The inability of the right-wing candidates to build a common platform was one of the reasons for the electoral postponements from May 3 to August 2, then to September 6, and finally to October 18. This situation of fragmentation brought about the announcement by Añez on September 18 not to run as a candidate and thus avoid a greater dispersion of the vote.
Her resignation from the candidacy occurred two days after the publication of the Ciesmori poll numbers that showed a victory for the MAS in the first round. Her withdrawal brought the expected result: a new poll by the same company, revealed on October 1st, Arce would no longer win in the first round, but would go to a second round against Mesa. As for Camacho, he would be third, and Quiroga, far behind, would be fifth.
A survey by the Latin American Strategic Center for Geopolitics (CELAG) on October 2, however, showed that Arce, with a small difference, would win in the first round, with 44.4% of the votes against 34.0% for Mesa. In contrast, in the case of a second round, the survey indicates that the winner would be Mesa, by a margin of two points.
The challenge to avoid the return of the MAS to the presidency is therefore centered on reaching the second round, scheduled for November 29. That possibility will be played, according to the polls, by a small margin of votes.
The de facto government confronted a paradox: it lost social support as it postponed the elections to prevent the return of the MAS and advance its economic project. Time, instead of favoring Añez, broadened her social rejection.

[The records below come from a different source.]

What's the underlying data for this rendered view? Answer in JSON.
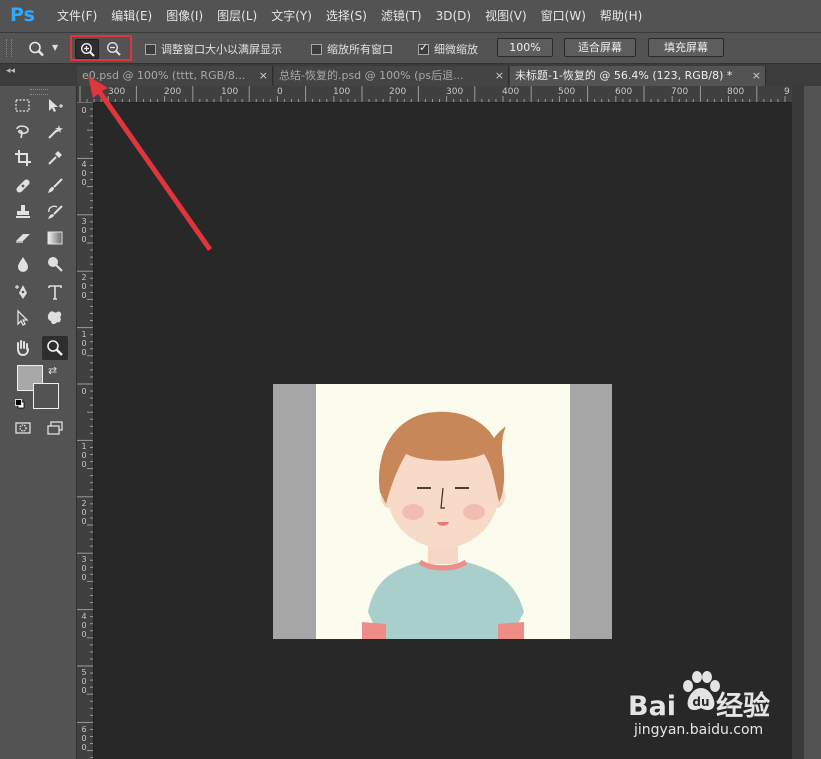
{
  "app": {
    "logo": "Ps"
  },
  "menu": [
    "文件(F)",
    "编辑(E)",
    "图像(I)",
    "图层(L)",
    "文字(Y)",
    "选择(S)",
    "滤镜(T)",
    "3D(D)",
    "视图(V)",
    "窗口(W)",
    "帮助(H)"
  ],
  "options": {
    "resize_windows": "调整窗口大小以满屏显示",
    "resize_windows_checked": false,
    "zoom_all": "缩放所有窗口",
    "zoom_all_checked": false,
    "scrubby": "细微缩放",
    "scrubby_checked": true,
    "btn_100": "100%",
    "btn_fit": "适合屏幕",
    "btn_fill": "填充屏幕",
    "highlight_color": "#e0353b"
  },
  "tabs": [
    {
      "label": "e0.psd @ 100% (tttt, RGB/8...",
      "active": false,
      "close": "×"
    },
    {
      "label": "总结-恢复的.psd @ 100% (ps后退...",
      "active": false,
      "close": "×"
    },
    {
      "label": "未标题-1-恢复的 @ 56.4% (123, RGB/8) *",
      "active": true,
      "close": "×"
    }
  ],
  "ruler": {
    "top": [
      "300",
      "200",
      "100",
      "0",
      "100",
      "200",
      "300",
      "400",
      "500",
      "600",
      "700",
      "800",
      "9"
    ],
    "left": [
      "0",
      "4\n0\n0",
      "3\n0\n0",
      "2\n0\n0",
      "1\n0\n0",
      "0",
      "1\n0\n0",
      "2\n0\n0",
      "3\n0\n0",
      "4\n0\n0",
      "5\n0\n0",
      "6\n0\n0"
    ]
  },
  "tools": [
    "marquee-icon",
    "move-icon",
    "lasso-icon",
    "magic-wand-icon",
    "crop-icon",
    "eyedropper-icon",
    "healing-icon",
    "brush-icon",
    "stamp-icon",
    "history-brush-icon",
    "eraser-icon",
    "gradient-icon",
    "blur-icon",
    "dodge-icon",
    "pen-icon",
    "type-icon",
    "path-select-icon",
    "shape-icon",
    "hand-icon",
    "zoom-icon",
    "quick-mask-icon",
    "screen-mode-icon"
  ],
  "colors": {
    "foreground": "#a8a8a8",
    "background": "#535353",
    "accent": "#e0353b"
  },
  "watermark": {
    "brand": "Bai",
    "brand2": "经验",
    "url": "jingyan.baidu.com"
  }
}
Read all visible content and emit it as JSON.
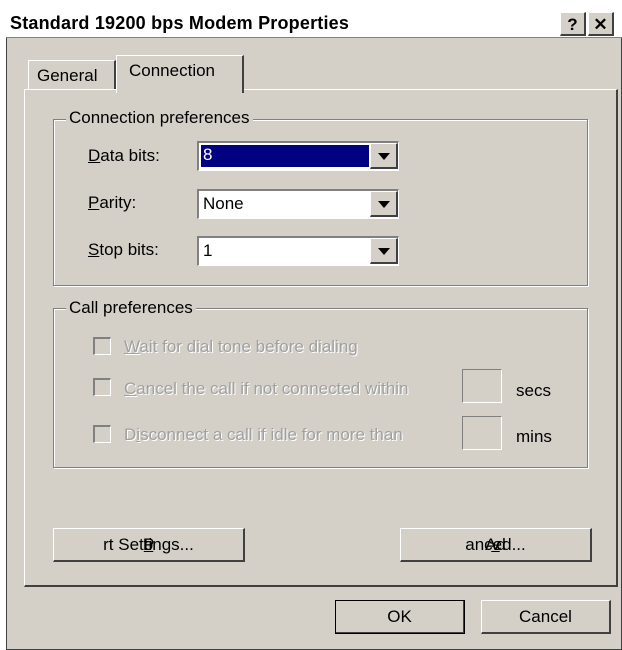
{
  "window": {
    "title": "Standard 19200 bps Modem Properties",
    "help_label": "?",
    "close_label": "✕"
  },
  "tabs": [
    {
      "label": "General"
    },
    {
      "label": "Connection"
    }
  ],
  "connection_preferences": {
    "legend": "Connection preferences",
    "data_bits": {
      "accel": "D",
      "rest": "ata bits:",
      "value": "8"
    },
    "parity": {
      "accel": "P",
      "rest": "arity:",
      "value": "None"
    },
    "stop_bits": {
      "accel": "S",
      "rest": "top bits:",
      "value": "1"
    }
  },
  "call_preferences": {
    "legend": "Call preferences",
    "wait_dial_tone": {
      "accel": "W",
      "rest": "ait for dial tone before dialing"
    },
    "cancel_call": {
      "accel": "C",
      "rest": "ancel the call if not connected within",
      "unit": "secs"
    },
    "disconnect_idle": {
      "pre": "D",
      "accel": "i",
      "rest": "sconnect a call if idle for more than",
      "unit": "mins"
    }
  },
  "buttons": {
    "port_settings": {
      "pre": "P",
      "accel": "o",
      "rest": "rt Settings..."
    },
    "advanced": {
      "pre": "Ad",
      "accel": "v",
      "rest": "anced..."
    },
    "ok": "OK",
    "cancel": "Cancel"
  },
  "colors": {
    "face": "#d4d0c8",
    "highlight": "#000080",
    "disabled_text": "#a0a0a0"
  }
}
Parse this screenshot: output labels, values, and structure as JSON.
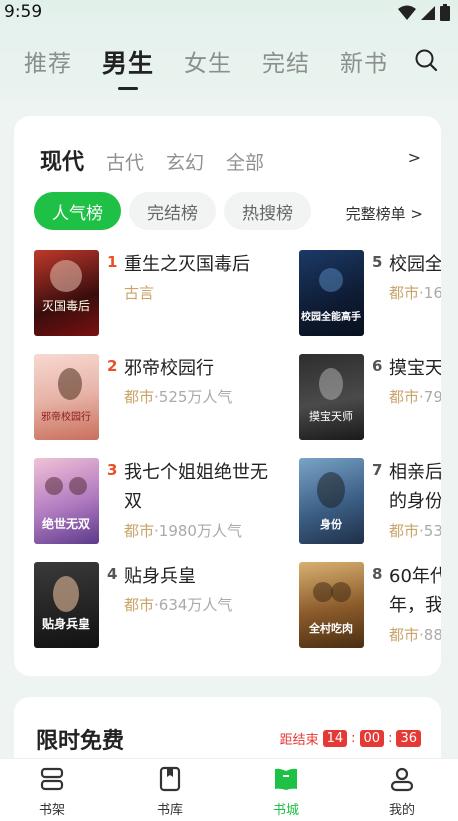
{
  "status": {
    "time": "9:59"
  },
  "header": {
    "tabs": [
      "推荐",
      "男生",
      "女生",
      "完结",
      "新书"
    ],
    "active_tab": "男生"
  },
  "ranking": {
    "categories": [
      "现代",
      "古代",
      "玄幻",
      "全部"
    ],
    "more_arrow": ">",
    "chips": [
      "人气榜",
      "完结榜",
      "热搜榜"
    ],
    "full_list": "完整榜单 >",
    "books_left": [
      {
        "rank": "1",
        "title": "重生之灭国毒后",
        "genre": "古言",
        "pop": "",
        "cover_text": "灭国毒后"
      },
      {
        "rank": "2",
        "title": "邪帝校园行",
        "genre": "都市",
        "pop": "·525万人气",
        "cover_text": "邪帝校园行"
      },
      {
        "rank": "3",
        "title": "我七个姐姐绝世无双",
        "genre": "都市",
        "pop": "·1980万人气",
        "cover_text": "绝世无双"
      },
      {
        "rank": "4",
        "title": "贴身兵皇",
        "genre": "都市",
        "pop": "·634万人气",
        "cover_text": "贴身兵皇"
      }
    ],
    "books_right": [
      {
        "rank": "5",
        "title": "校园全",
        "genre": "都市",
        "pop": "·16",
        "cover_text": "校园全能高手"
      },
      {
        "rank": "6",
        "title": "摸宝天",
        "genre": "都市",
        "pop": "·79",
        "cover_text": "摸宝天师"
      },
      {
        "rank": "7",
        "title": "相亲后的身份",
        "genre": "都市",
        "pop": "·53",
        "cover_text": "身份"
      },
      {
        "rank": "8",
        "title": "60年代年，我",
        "genre": "都市",
        "pop": "·88",
        "cover_text": "全村吃肉"
      }
    ]
  },
  "free": {
    "title": "限时免费",
    "countdown_label": "距结束",
    "hours": "14",
    "minutes": "00",
    "seconds": "36",
    "sep": ":"
  },
  "nav": [
    "书架",
    "书库",
    "书城",
    "我的"
  ],
  "colors": {
    "accent": "#1ec145",
    "rank_red": "#e8502a",
    "rank_gray": "#555555",
    "genre": "#c9a36a",
    "countdown": "#e53935"
  }
}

The MAS, on the other hand, remained cohesive, not without tension, and benefited from the poor results of the coup d’état management.

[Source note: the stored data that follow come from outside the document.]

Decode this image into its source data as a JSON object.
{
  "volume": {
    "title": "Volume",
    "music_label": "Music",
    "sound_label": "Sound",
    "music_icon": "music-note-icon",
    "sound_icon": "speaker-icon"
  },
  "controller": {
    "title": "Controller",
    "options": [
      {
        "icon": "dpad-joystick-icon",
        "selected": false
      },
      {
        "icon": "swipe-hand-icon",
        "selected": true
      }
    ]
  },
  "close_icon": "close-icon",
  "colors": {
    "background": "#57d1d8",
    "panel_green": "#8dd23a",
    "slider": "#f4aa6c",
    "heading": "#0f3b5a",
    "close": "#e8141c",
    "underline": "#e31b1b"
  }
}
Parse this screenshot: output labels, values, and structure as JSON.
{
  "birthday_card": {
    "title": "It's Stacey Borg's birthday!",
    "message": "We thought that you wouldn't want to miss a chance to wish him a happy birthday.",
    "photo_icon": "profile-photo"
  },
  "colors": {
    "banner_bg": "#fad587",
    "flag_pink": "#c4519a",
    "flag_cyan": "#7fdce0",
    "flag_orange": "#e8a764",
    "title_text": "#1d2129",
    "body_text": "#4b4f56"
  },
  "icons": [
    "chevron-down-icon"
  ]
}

During the months of Añez’s presidency, the poverty indexes grew in a context aggravated by the pandemic, the plan to privatize state enterprises, the indebtedness to the International Monetary Fund, and corruption scandals like the purchase of respirators at a premium were exposed.
The firing of Ortiz exposed part of this plot. He denounced the fact that he had not signed a decree that opened the door to the privatization of the Empresa de Luz y Fuerza Eléctrica de Cochabamba: “I am not willing to sign any decree that goes against the legal system or does not have sufficient legal backing,” he declared.

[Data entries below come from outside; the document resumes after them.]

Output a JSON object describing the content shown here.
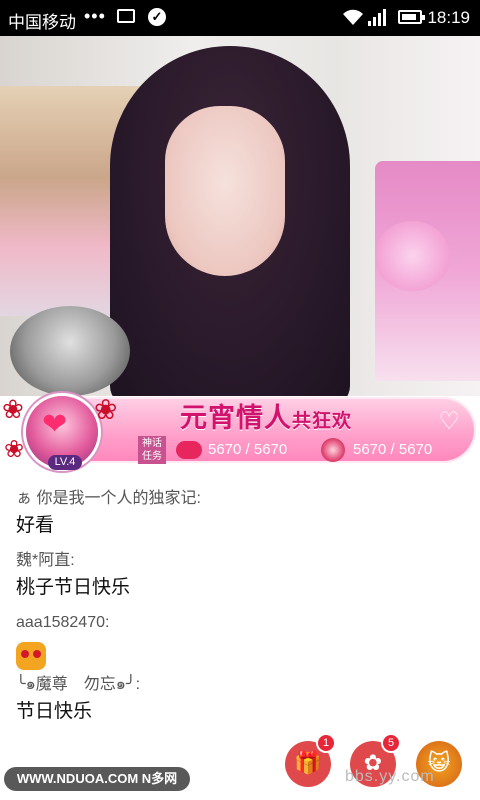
{
  "status_bar": {
    "carrier": "中国移动",
    "dots": "•••",
    "time": "18:19"
  },
  "banner": {
    "title_main": "元宵情人",
    "title_sub": "共狂欢",
    "mission_label": "神话任务",
    "level": "LV.4",
    "counter1": "5670 / 5670",
    "counter2": "5670 / 5670",
    "colors": {
      "accent": "#d2136e",
      "bar": "#ff9fca"
    }
  },
  "chat": {
    "messages": [
      {
        "user": "ぁ 你是我一个人的独家记:",
        "text": "好看"
      },
      {
        "user": "魏*阿直:",
        "text": "桃子节日快乐"
      },
      {
        "user": "aaa1582470:",
        "emote": "cat-emote-icon"
      },
      {
        "user": "╰๑魔尊　勿忘๑╯:",
        "text": "节日快乐"
      }
    ]
  },
  "bottom": {
    "watermark": "WWW.NDUOA.COM N多网",
    "gift_count": "1",
    "flower_count": "5",
    "bbs_text": "bbs.yy.com"
  }
}
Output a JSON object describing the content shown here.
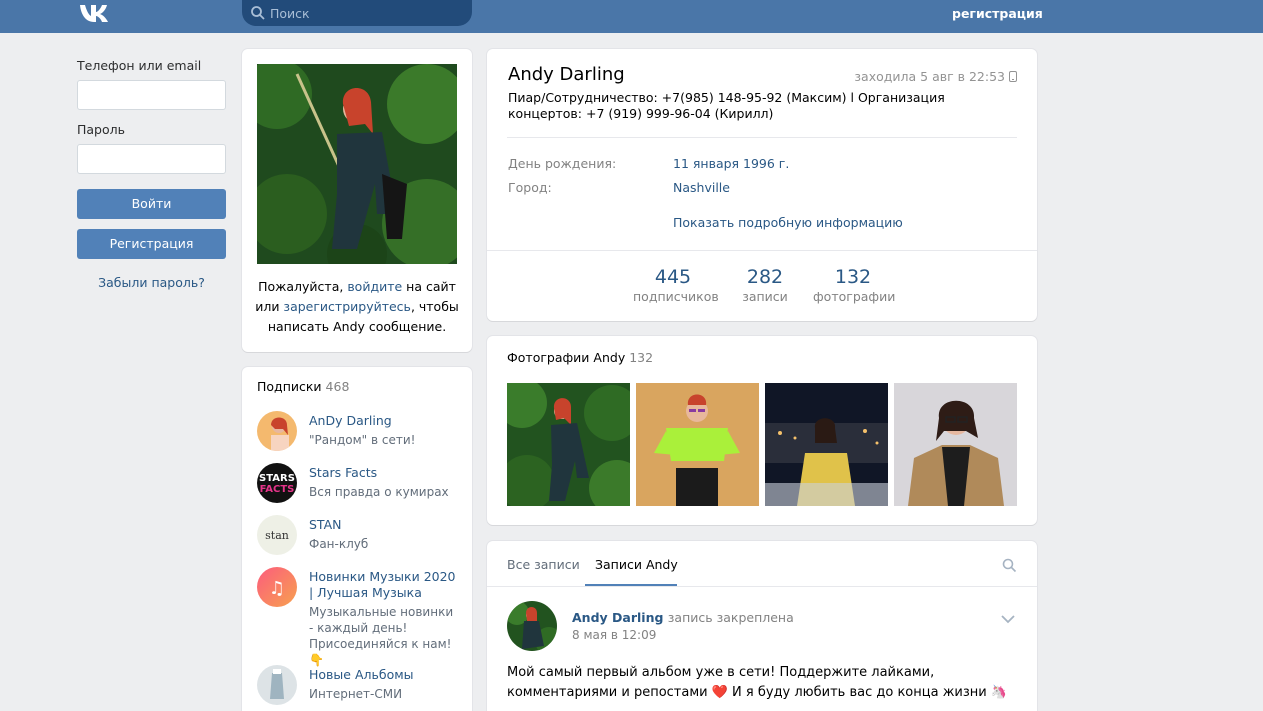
{
  "header": {
    "search_placeholder": "Поиск",
    "register_link": "регистрация"
  },
  "login": {
    "phone_label": "Телефон или email",
    "password_label": "Пароль",
    "login_button": "Войти",
    "register_button": "Регистрация",
    "forgot_link": "Забыли пароль?"
  },
  "message_prompt": {
    "text_before": "Пожалуйста, ",
    "login_link": "войдите",
    "text_middle": " на сайт или ",
    "register_link": "зарегистрируйтесь",
    "text_after": ", чтобы написать Andy сообщение."
  },
  "subscriptions": {
    "title": "Подписки",
    "count": "468",
    "items": [
      {
        "name": "AnDy Darling",
        "desc": "\"Рандом\" в сети!"
      },
      {
        "name": "Stars Facts",
        "desc": "Вся правда о кумирах"
      },
      {
        "name": "STAN",
        "desc": "Фан-клуб"
      },
      {
        "name": "Новинки Музыки 2020 | Лучшая Музыка",
        "desc": "Музыкальные новинки - каждый день! Присоединяйся к нам! 👇"
      },
      {
        "name": "Новые Альбомы",
        "desc": "Интернет-СМИ"
      }
    ]
  },
  "profile": {
    "name": "Andy Darling",
    "last_seen": "заходила 5 авг в 22:53",
    "status": "Пиар/Сотрудничество: +7(985) 148-95-92 (Максим) l Организация концертов: +7 (919) 999-96-04 (Кирилл)",
    "birthday_label": "День рождения:",
    "birthday_value": "11 января 1996 г.",
    "city_label": "Город:",
    "city_value": "Nashville",
    "show_more": "Показать подробную информацию",
    "stats": [
      {
        "value": "445",
        "label": "подписчиков"
      },
      {
        "value": "282",
        "label": "записи"
      },
      {
        "value": "132",
        "label": "фотографии"
      }
    ]
  },
  "photos": {
    "title": "Фотографии Andy",
    "count": "132"
  },
  "wall": {
    "tabs": [
      "Все записи",
      "Записи Andy"
    ],
    "post": {
      "author": "Andy Darling",
      "pinned": "запись закреплена",
      "date": "8 мая в 12:09",
      "text": "Мой самый первый альбом уже в сети! Поддержите лайками, комментариями и репостами ❤️ И я буду любить вас до конца жизни 🦄"
    }
  },
  "colors": {
    "topbar": "#4a76a8",
    "accent": "#5181b8",
    "link": "#2a5885"
  }
}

The economic situation, with 55.4%, is the main problem to be solved by the next government, according to the CELAG survey. It is followed by the health crisis, with 20.5%; corruption, with 19.8%, and political conflict, with 4.6%. Arce, who was Minister of Economy with Morales, has an important role to play for his achievements during this time.
Is the national and international power bloc that plotted and led the coup willing to lose the government by the votes less than a year after its victory? That is perhaps the main question circulating since Morales was overthrown. The threats to the electoral process encompass the days before the elections, as well as the actual proceedings of the day, and the hours and days after.
The contest on the 18th will be central for the country and Latin America. The coup d’état in Bolivia was a turning point in a continent marked by a right-wing offensive coordinated with and from US foreign policy. The way in which the election takes place and the result will be a central chapter in this cycle of confrontations.